Prajasakti
- Type: Daily newspaper
- Format: Broadsheet
- Owner: Communist Party of India (Marxist)
- Publisher: Prajasakti Printers & Publishers Private Ltd.
- Editor: Mallajosyula Venkata Subrahmanya Sarma
- Founded: 1942
- Language: Telugu
- Website: prajasakti.com

= Prajasakti =

Indian Telugu-language daily newspaper

Prajasakti (also spelled Prajashakti) is a Telugu-language daily newspaper published from multiple centres in the Indian states of Andhra Pradesh and Telangana. It is owned by the Communist Party of India (Marxist).

== History ==
According to the paper, Prajasakti was established in 1942 and began daily publication in 1945. It was banned in 1948 during the late British Raj period.

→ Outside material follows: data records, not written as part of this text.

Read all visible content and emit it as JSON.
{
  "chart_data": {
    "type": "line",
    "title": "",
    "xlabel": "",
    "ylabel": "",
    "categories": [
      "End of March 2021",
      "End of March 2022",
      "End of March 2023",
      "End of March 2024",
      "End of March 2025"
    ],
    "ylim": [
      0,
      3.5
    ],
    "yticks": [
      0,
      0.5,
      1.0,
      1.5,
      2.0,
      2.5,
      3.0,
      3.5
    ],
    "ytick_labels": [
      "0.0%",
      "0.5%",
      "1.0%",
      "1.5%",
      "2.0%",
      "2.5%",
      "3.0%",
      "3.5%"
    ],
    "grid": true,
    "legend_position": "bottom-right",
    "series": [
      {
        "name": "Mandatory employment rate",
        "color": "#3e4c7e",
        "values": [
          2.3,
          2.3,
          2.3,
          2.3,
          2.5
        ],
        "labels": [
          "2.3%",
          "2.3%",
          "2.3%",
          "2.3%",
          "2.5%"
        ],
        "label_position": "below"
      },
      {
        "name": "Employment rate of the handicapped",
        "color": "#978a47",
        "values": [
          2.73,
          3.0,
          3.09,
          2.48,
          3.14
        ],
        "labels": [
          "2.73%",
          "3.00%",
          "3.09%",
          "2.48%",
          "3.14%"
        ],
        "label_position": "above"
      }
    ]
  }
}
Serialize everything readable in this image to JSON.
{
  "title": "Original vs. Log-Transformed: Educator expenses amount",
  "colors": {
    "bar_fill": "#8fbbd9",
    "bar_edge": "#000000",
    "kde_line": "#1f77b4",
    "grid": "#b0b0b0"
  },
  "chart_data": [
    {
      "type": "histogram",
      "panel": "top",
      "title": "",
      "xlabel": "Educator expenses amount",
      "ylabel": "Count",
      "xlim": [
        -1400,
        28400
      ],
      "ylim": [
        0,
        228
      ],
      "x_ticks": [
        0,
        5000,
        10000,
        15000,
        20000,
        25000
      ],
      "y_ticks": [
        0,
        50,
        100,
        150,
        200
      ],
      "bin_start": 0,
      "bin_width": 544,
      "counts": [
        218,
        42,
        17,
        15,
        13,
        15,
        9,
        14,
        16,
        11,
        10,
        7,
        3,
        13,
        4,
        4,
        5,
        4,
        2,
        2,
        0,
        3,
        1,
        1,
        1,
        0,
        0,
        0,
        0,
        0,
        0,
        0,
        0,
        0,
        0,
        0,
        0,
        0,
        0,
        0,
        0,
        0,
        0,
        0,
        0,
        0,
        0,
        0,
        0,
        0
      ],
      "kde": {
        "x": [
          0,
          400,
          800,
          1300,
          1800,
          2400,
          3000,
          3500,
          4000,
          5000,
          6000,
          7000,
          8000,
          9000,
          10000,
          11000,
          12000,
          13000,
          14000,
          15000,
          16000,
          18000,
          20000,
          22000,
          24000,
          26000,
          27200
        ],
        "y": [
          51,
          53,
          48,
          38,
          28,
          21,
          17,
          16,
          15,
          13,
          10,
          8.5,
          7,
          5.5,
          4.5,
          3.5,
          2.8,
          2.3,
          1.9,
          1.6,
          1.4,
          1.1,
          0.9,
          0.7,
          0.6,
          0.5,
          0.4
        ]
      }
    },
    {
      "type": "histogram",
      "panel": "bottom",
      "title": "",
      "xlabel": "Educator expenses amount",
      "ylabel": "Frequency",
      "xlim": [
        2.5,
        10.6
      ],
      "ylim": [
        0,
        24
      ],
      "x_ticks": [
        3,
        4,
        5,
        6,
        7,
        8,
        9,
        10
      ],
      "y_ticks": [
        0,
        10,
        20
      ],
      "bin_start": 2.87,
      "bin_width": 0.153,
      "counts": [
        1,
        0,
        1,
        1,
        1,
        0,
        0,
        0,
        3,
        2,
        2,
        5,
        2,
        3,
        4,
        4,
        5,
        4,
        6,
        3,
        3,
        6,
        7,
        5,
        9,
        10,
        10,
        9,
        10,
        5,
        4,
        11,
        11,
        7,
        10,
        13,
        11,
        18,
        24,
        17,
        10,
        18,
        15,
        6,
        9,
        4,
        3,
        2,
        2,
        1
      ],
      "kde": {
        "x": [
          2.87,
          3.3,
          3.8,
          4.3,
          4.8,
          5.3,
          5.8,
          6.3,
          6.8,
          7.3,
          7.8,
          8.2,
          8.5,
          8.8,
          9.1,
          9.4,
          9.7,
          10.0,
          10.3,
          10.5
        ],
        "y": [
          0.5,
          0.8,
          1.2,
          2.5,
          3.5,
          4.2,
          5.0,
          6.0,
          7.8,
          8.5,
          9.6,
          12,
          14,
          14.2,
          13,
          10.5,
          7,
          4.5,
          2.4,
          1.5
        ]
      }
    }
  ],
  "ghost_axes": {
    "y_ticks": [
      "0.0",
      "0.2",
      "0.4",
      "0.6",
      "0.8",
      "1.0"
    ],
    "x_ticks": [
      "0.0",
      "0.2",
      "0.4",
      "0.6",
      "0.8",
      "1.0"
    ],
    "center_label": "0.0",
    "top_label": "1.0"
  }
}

The paper returned as a weekly in 1969 and relaunched as a daily in 1981 with Vijayawada as the edition centre.

Subsequent editions were launched from several cities, including Hyderabad, Visakhapatnam, Tirupati, Kurnool, Rajamahendravaram, Srikakulam and Ongole.

== Organisation ==
Prajasakti is published by Prajasakti Printers & Publishers Private Ltd. The editor is Mallajosyula Venkata Subrahmanya Sarma.